I forget exactly when I imagined this protocol but that was at least 10 years ago, Hackaday.io didn't exist and USENET was already a shadow of itself... Without a practical use case, I had implementation thus no feedback, no challenge or interaction about my "ideas". Today I can go further because I can exchange with more people! Paul's comments made me dig further and that's how I saw a flaw in my initial scheme.
The last logs said "don't ACK an ACK to prevent endless ACKing" because that would overload the link and increase power draw. Well, it was not a good idea because that would block/stop the link and I didn't simulate this case in my head. So I did more head simulations and here are the results.
The first issue is that the link should minimise bit toggling (to save on power and EMI etc.) but the raw protocol relies on each peer to reply as fast as possible to let the other send its own data or ACK. If one stops, the other can't talk either (until timeout). But if each ACK is replied with by an ACK then the link is overwhelmed.
Let's imagine this case: Peer1 sends a frame, Peer2 has nothing to say and simply ACKs, so Peer1 receives only ACKs. When Peer1 is done with the frame and sends ACK to close it, Peer2 will not reply ACK with ACK. This blocks Peer1 until Peer2 timeouts or has anything to say, which is undesired, to say the least...
What if Peer1 had another frame to send just after ? So let's modify the rule and count how many ACK are replied. Let's say "don't ACK more than 3 ACKs in a row" to unlock the situation, as it fits in a 2-bit saturation counter easily (2 DFF and a few gates). This solves this special case but not the whole problem.
The worst case will be a 1Hz update, depending on which peer timeouts first and toggle an ACK to keep the link open/active. This is an unacceptable wait in practice but still works as a watchdog or failsafe "just in case".
The following discussion primarily applies to the above requirement to minimise both latency and useless ACKs though otherwise this remains totally valid so let's go and state those obvious facts:
There will always be one peer that initiates the protocol's pingpong. Or re-initiate.

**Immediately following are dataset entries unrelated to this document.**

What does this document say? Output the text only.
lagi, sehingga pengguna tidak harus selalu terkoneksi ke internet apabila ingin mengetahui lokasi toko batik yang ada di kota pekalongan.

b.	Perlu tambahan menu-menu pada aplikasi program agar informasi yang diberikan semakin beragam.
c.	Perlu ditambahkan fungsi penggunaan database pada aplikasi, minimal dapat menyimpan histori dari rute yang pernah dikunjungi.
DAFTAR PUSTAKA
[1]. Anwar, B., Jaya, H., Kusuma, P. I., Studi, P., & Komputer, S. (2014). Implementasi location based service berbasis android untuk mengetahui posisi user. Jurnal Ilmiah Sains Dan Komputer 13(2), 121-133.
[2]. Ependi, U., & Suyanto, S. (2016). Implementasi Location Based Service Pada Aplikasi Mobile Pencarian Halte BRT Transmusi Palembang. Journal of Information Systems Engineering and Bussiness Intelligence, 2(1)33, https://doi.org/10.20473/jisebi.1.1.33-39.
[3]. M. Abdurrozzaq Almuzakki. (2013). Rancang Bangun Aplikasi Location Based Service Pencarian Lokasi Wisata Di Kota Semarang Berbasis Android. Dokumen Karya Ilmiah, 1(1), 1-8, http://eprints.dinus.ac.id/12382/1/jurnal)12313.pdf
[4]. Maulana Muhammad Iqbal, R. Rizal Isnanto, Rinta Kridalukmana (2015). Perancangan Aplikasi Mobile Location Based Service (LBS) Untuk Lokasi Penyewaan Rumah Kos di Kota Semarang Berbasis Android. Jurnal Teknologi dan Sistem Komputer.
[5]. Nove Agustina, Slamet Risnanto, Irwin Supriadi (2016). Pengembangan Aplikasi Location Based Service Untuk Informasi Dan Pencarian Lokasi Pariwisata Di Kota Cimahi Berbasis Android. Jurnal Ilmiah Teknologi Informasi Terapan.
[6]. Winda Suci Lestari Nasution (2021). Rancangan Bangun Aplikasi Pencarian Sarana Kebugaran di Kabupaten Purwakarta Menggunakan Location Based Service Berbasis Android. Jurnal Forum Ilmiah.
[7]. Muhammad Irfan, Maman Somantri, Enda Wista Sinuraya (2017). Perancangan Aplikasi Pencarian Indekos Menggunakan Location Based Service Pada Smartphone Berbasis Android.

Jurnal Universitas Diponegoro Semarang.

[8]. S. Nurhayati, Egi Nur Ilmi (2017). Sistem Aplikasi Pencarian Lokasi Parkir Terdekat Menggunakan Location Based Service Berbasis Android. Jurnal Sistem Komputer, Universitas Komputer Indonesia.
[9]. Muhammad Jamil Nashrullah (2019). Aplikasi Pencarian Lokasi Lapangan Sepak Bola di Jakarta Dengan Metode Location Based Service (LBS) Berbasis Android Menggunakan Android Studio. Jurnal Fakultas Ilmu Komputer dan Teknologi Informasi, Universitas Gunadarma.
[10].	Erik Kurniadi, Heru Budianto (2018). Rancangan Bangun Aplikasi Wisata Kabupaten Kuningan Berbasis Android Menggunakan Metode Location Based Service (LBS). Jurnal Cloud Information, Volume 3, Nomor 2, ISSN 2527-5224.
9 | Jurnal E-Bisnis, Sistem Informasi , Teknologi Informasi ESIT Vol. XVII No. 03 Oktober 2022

Because the ping-pong has to start in some way, the initial protocol must be violated. Some peer must take the initiative and this breaks the symmetry.
3) Race conditions
Since violations will necessarily occur (though not necessarily often but it must be addressed) then race conditions will occur at the edge of the protocol.
From there we can unwind these assertions and see that if we can solve the problem of the race conditions, then it is safe to (re)initiate the protocol. Note that the race conditions can not be avoided, at most reduced, but if they can be detected and managed, then it's good. Now we have to identify the edges of the protocol.
So far a frame is defined by a run of data bits then an ACK trit. There can be any number of ACK, no problem.
The initial "perfect ping-pong" assertion ensures that there is no violation or race condition as long as the traffic continues. But this traffic must stop when "data to send" is exhausted. So it must be reinitiated before the timeout, which itself is by definition... asymmetric because we can't know which peer will restart first and, in the worst case, they can start exactly at the same time, which is increased by the enlarged sampling window that compensates for variations in wire length/capacitance/propagation...
So a safe link establishment must be created, which takes both race conditions and sampling issues into account.